I’m feeling a huge shift after all this surrendering. Remember that crystal birthed out of molten fire and pressure I mentioned in last week’s post? That’s me now.

Whew, that was intense. So, how do I end this post? Like this: life begins with surrender.

Copyright ©2017 Soulscape Coaching LLC, soon to be known as Soulscape Journeys LLC.

Accept or decline the mission

You may think you have no resistance to finding your purpose, but if that were true you would probably already know it. – Tim Kelley

IMG_1545Finding our purpose in life can be terrifying and sometimes perplexing. I know. As I was first exploring mine, I received a guided message saying I should make a documentary about ceremonial cacao. It came as a total surprise.

While I know a little something about cacao ceremony and am fascinated by the history of cacao, I know absolutely nothing about making a documentary.

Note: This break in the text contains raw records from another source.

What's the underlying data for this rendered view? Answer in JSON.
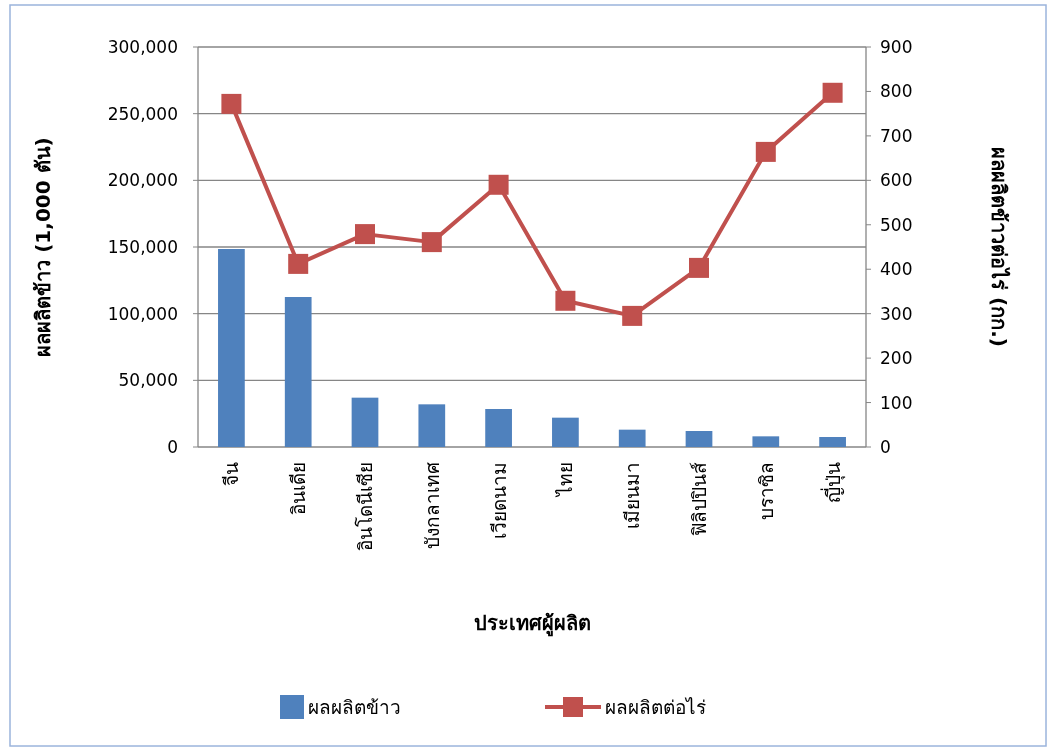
{
  "chart_data": {
    "type": "bar",
    "categories": [
      "จีน",
      "อินเดีย",
      "อินโดนีเซีย",
      "บังกลาเทศ",
      "เวียดนาม",
      "ไทย",
      "เมียนมา",
      "ฟิลิปปินส์",
      "บราซิล",
      "ญี่ปุ่น"
    ],
    "series": [
      {
        "name": "ผลผลิตข้าว",
        "color": "#4f81bd",
        "values": [
          148500,
          112500,
          37000,
          32000,
          28500,
          22000,
          13000,
          12000,
          8000,
          7500
        ]
      },
      {
        "name": "ผลผลิตต่อไร่",
        "type": "line",
        "axis": "y2",
        "color": "#c0504d",
        "marker": "square",
        "values": [
          772,
          412,
          479,
          461,
          590,
          329,
          295,
          403,
          664,
          797
        ]
      }
    ],
    "xlabel": "ประเทศผู้ผลิต",
    "ylabel": "ผลผลิตข้าว (1,000 ตัน)",
    "y2label": "ผลผลิตข้าวต่อไร่ (กก.)",
    "ylim": [
      0,
      300000
    ],
    "yticks": [
      0,
      {
        "value": 50000,
        "label": "50,000"
      },
      {
        "value": 100000,
        "label": "100,000"
      },
      {
        "value": 150000,
        "label": "150,000"
      },
      {
        "value": 200000,
        "label": "200,000"
      },
      {
        "value": 250000,
        "label": "250,000"
      },
      {
        "value": 300000,
        "label": "300,000"
      }
    ],
    "y2lim": [
      0,
      900
    ],
    "y2ticks": [
      0,
      100,
      200,
      300,
      400,
      500,
      600,
      700,
      800,
      900
    ],
    "grid": "y",
    "legend": "bottom"
  }
}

I, being the “doer” that I am, starting wondering how I could fulfill this “mission.”

My sister has an MFA, has taught film production and now heads the Media Studies program at a community college, and made a documentary film (a very long time ago), so I thought, she can help me! I even took the step of approaching her and she was mildly enthusiastic (she’s Canadian and still lives in Canada, so maybe I should have taken that mild enthusiasm more seriously :)).

Anyway, I soon realized that I actually didn’t want the responsibility of making a documentary. There are far better, more qualified people who could do it, and I had an inkling that my path lay elsewhere. It would have been a fun diversion, but documentaries need to be passion projects, they can take forever to be realized, and I just didn’t have quite enough passion or time.

Plus, to be honest, the thought of traipsing through the rain forest looking for indigenous shamans; the depth of relationship needed to gain their trust, so they would allow us to film them; and the time required to do this away from home and my husband, scared me. It was so far away from my current experience and I felt it put things I valued at risk.

I know now, and I even knew then, that what our soul wants for us is not always on the easy path. Could I actually say, “no,” to this?

So, I asked myself, why did Spirit give this to me? And then I just happened upon Elizabeth Gilbert’s Big Magic, in which she reveals that “inspiration will always try its best to work with you–but if you are not ready or available, it may indeed choose to leave you and to search for a different human collaborator.” So, I was off the hook…. I could leave this for someone else to take on as their mission and continue to look for my soul’s true purpose. Which is exactly what I did.

Just recently, not that I was looking for further confirmation, I read Tim Kelley’s True Purpose: 12 Strategies for Discovering the Difference You Are Meant to Make, in which he shares that “you can accept [your mission] or decline it” and “your soul can give you a new instruction that is at a higher level.” That’s what keeps happening to Tim, and that’s exactly what happened to me. I declined one mission only to have another one be revealed to me, one that fully supported what he calls my “blessing,” or what I like to refer to as my gifts, the things for which I am a “catalyst, a facilitator of some process.”

The reason that I like to talk about being on your “soul’s path” is that, while our purpose and gifts are foundational, our mission or “highest level instruction” continues to evolve and grow, building on that foundation. Our soul’s path is an unfolding, one which is revealed to us as we walk forward with trust.